Prefeitos se reelegem em 10 capitais, mas sofrem derrotas expressivas em Teresina, Belém e Fortaleza
Fernanda Brigatti / FOLHA DE SP
Dez prefeitos de capitais brasileiras já garantiram suas reeleições no primeiro turno neste domingo (6). Em alguns casos, a decisão era esperada desde o início da campanha eleitoral, quando foram divulgadas as primeiras pesquisas de intenções de votos.
Foi o caso de Recife, onde João Campos (PSB) confirmou o favoritismo ao fechar o primeiro turno com 78,1% dos votos válidos. Era também o esperado de Bruno Reis (União Brasil), reeleito para a Prefeitura de Salvador com 78,7% dos votos válidos.
O melhor resultado entre os reeleitos no primeiro turno coube ao prefeito de Macapá, Dr. Furlan (MDB), que recebeu 85,1% dos votos neste domingo. Em 2020, ele havia derrotado Josiel Alcolumbre (União Brasil), irmão e suplente do senador Davi Alcolumbre (União Brasil).
Em Maceió, João Henrique Caldas, conhecido pelas iniciais JHC (PL), se reelegeu com 83,25% dos votos. Ele teve como principal aliado o presidente da Câmara dos Deputados, Arthur Lira (PP).
No Rio, Eduardo Paes (PSD) ficou à frente nas pesquisas durante toda a campanha. Na reta final, porém, o bolsonarista Alexandre Ramagem (PL) ensaiou uma melhora de desempenho.

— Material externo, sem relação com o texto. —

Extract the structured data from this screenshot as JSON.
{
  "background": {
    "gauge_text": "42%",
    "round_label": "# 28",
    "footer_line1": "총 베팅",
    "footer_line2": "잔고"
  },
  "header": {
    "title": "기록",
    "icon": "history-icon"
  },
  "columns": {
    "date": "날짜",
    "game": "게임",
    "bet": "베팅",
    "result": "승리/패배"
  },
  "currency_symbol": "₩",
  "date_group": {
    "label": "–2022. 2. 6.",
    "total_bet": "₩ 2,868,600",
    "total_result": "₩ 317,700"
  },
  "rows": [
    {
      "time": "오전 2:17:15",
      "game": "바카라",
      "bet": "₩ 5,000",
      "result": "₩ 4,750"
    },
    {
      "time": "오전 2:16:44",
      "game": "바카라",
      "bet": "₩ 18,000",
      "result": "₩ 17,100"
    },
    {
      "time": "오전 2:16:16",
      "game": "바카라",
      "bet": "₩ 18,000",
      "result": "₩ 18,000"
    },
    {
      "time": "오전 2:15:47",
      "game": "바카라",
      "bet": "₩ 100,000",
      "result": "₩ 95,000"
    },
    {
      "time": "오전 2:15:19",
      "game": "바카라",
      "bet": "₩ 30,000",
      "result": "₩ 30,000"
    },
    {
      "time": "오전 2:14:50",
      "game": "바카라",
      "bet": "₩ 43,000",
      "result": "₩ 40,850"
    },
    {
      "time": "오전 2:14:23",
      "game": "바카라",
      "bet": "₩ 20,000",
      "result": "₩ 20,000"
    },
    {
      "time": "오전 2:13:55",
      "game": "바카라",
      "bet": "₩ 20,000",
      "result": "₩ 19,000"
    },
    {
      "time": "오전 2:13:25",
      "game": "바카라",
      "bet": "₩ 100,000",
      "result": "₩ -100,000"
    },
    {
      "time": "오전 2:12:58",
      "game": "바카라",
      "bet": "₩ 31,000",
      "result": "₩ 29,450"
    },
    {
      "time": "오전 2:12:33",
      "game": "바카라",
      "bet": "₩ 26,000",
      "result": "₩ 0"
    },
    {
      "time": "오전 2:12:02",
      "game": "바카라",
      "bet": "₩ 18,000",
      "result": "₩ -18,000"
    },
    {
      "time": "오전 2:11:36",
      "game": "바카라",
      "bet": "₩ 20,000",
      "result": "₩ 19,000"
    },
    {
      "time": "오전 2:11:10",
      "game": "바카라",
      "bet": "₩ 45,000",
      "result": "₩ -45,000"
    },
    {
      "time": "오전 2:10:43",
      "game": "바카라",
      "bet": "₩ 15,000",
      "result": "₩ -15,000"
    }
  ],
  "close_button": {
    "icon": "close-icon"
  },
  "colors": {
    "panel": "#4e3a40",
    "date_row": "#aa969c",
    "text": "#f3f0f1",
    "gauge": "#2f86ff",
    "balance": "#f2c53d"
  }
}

Neste domingo, porém, o candidato da família Bolsonaro não emplacou lugar no segundo turno. Paes ficou com 60,5% dos votos.
Também do PSD, foram reeleitos os prefeitos de Florianópolis, Topázio Neto, e de São Luís, Eduardo Braide. Com a vitória neste domingo, com 70,1% dos votos, o maranhense se consolida como a principal liderança de oposição ao governador do estado, Carlos Brandão (PSB).

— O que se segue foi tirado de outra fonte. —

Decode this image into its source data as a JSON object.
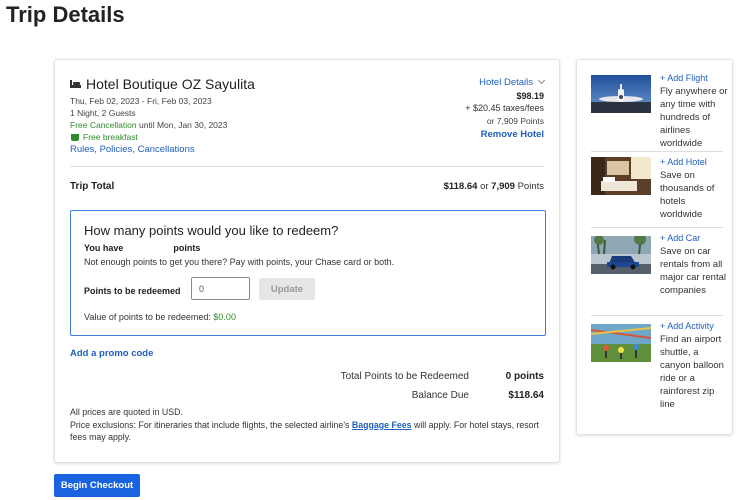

Em Santa Catarina, o prefeito do partido do ex-prefeito de São Paulo Gilberto Kassab deixou para trás outros sete candidatos.
O resultado –Topázio teve 58,5% dos votos– é visto como uma vitória do grupo do governador Jorginho Mello (PL). Ele assumiu a Prefeitura de Florianópolis em 2022, quando Gean Loureiro (União Brasil) renunciou para concorrer ao governo estadual.
Lorenzo Pazolini (Republicanos) se reelegeu em Vitória (ES) com 56,2% dos votos em uma campanha dita neutra, durante a qual não teve apoio nem do presidente Lula (PT), nem do ex-presidente Jair Bolsonaro (PL), os dois maiores cabos eleitorais na disputa de 2024.
Em Rio Branco (AC), venceu o candidato bolsonarista, o prefeito Tião Bocalom (PL), com 54,8% dos votos. Em Boa Vista, a reeleição de Arthur Henrique (MDB), com 75,2% dos votos, também teve o apoio do ex-presidente.
Entre os prefeitos que não chegaram ao segundo turno, as derrotas em Belém, Teresina e Goiânia eram previstas.
A capital do Pará é a única administrada pelo PSOL de Edmilson Rodrigues, que governa o município pela terceira vez. Ele é mal avaliado e sua rejeição chegou a respingar na campanha de Guilherme Boulos (PSOL) em São Paulo, onde o novato Pablo Marçal (PRTB) usava a gestão em Belém para provocar o adversário.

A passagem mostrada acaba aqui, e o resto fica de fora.